The pages on this website are excerpts from the book, BasicSynth: Creating a Music Synthesizer in Software (ISBN: 978-0-557-02212-0). The printed book is available direct from the publisher, through Amazon.com, and should also be availble for order from various book stores. A downloadable version is also available on iTunes.
The complete source code to the BasicSynth library and example programs is available on sourceforge.net under the project name basicsynth. The current source distribution contains signal generation classes, sequencing, pre-defined instruments, the Notelist score parser, and numerous example programs. In addition, a complete, interactive software synthesis system called BasicSynth Composer is included in the source beginning with version 1.1.
A compiled version of BasicSynth Composer for Windows is also available on sourceforge. Download.
Questions or comments can be e-mailed to dan [at] pheugo.com, or you can use the project forum on sourceforge to post questions, corrections, or additional information.
Calculation of peak amplitude in decibels. Addendum to Chapter 6.
Constant rate envelope generators. Addendum to Chapter 6.
Multi-period wavetable oscillators. Addendum to Chapter 8 Explains digital oscillators for sampled wavetables. These wavetables are the type found in SoundFont(tm) and MIDI DLS files.
Like many of my generation, my first exposure to synthesized sounds came through the Switched on Bach recordings by Walter Carlos. Those recordings opened up a whole new world of sounds for many of us. But my real introduction to synthesizers came a few years later when I built my first synthesizer from a PAIA kit. It was not much of a synthesizer. I had one VCO, one VCA, one VCF, AR envelope generator, LFO and keyboard, and soon discovered that without a multi-track recorder there wasn't much you could do except make interesting sound effects. Nevertheless, that little synthesizer allowed me to gain an understanding of how synthesizers make sounds. A few years later I enrolled for graduate study at the University of North Texas and finally got my hands on big synthesizers in the form of a large Moog system and Synclavier II digital synthesizer. A good deal of my time in graduate school was spent hanging out in the electronic music labs with other composers speculating about different ways we might make new sounds.
Later, after I had left school and begun work as a computer programmer, I began to purchase my own synthesizers. My first bonus check from my job went for a down payment on a Yamaha DX7, a remarkable synthesizer for its time. Hooked up to my Commodore C64 computer through a home-built MIDI interface, it gave me a way to continue to use computers and synthesizers to make music. Not having any commercial music software available, I wrote a simple sequencing program dubbed Notelist.
Eventually the keyboards got put away in favor of software synthesis using CSound, a direct descendant of the granddaddy of all software synthesis system, MUSIC by Max Matthews. But, as flexible and powerful as a program like CSound is, I always missed the interactive creation of sound through a keyboard like the DX7. Being able to hear how the tweaks affect the sound is very useful. Thus, I eventually decided to create some synthesis software routines so that I could get a more immediate result.
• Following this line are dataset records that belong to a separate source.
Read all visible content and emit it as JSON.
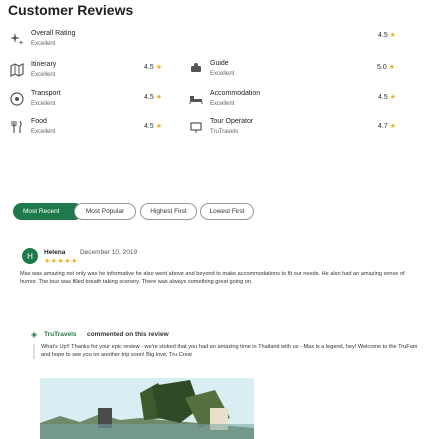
{
  "page": {
    "title": "Customer Reviews"
  },
  "overall": {
    "name": "Overall Rating",
    "sub": "Excellent",
    "score": "4.5"
  },
  "ratings": [
    {
      "name": "Itinerary",
      "sub": "Excellent",
      "score": "4.5",
      "icon": "map-icon"
    },
    {
      "name": "Guide",
      "sub": "Excellent",
      "score": "5.0",
      "icon": "guide-icon"
    },
    {
      "name": "Transport",
      "sub": "Excellent",
      "score": "4.5",
      "icon": "transport-icon"
    },
    {
      "name": "Accommodation",
      "sub": "Excellent",
      "score": "4.5",
      "icon": "bed-icon"
    },
    {
      "name": "Food",
      "sub": "Excellent",
      "score": "4.5",
      "icon": "food-icon"
    },
    {
      "name": "Tour Operator",
      "sub": "TruTravels",
      "score": "4.7",
      "icon": "operator-icon"
    }
  ],
  "filters": {
    "active": "Most Recent",
    "options": [
      "Most Popular",
      "Highest First",
      "Lowest First"
    ]
  },
  "review": {
    "initial": "H",
    "author": "Helena",
    "date": "December 10, 2019",
    "stars": "★★★★★",
    "text": "Max was amazing not only was he informative he also went above and beyond to make accommodations to fit our needs. He also had an amazing sense of humor. The tour was filled breath taking scenery. There was always something great going on.",
    "owner_name": "TruTravels",
    "owner_action": "commented on this review",
    "reply": "What's Up!! Thanks for your epic review - we're stoked that you had an amazing time in Thailand with us - Max is a legend, hey! Welcome to the TruFam and hope to see you on another trip soon! Big love, Tru Crew"
  },
  "colors": {
    "accent": "#1e7a4a",
    "star": "#f2b01e"
  }
}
Over time, my short routines grew into a fairly large synthesis system, and the software on this site is the current version of that endeavor. Just as I discovered when building my own synthesizer as a teenager, I found that having to program the synthesis system myself improved my understanding of the underlying equations and algorithms that are used to create sound on a computer. Hopefully, documenting how I went from simple sound generators to complex instruments will help others gain a similar understanding.
Along the way I developed some useful utilities to help me explore software synthesis techniques. Most of what these utilities do could be done in a system such as CSound or Pure Data. But having a nice interactive program is very useful. The utility programs can produce sound immediately and can also produce an output of the graphic for documentation.
It is not the purpose of this website to describe signal processing theory in detail. We can take it for granted that the mathematicians and engineers got it right, and use the derived equations. Likewise, this site does not explore any new or original methods of sound synthesis. The examples shown here are the way most synthesis software is implemented and has been implemented since the 1960s. Instead, this information is intended as an introduction to software synthesis with a focus on the practical problems of programming the sound generation routines and combining them in a way to produce an efficient working synthesizer.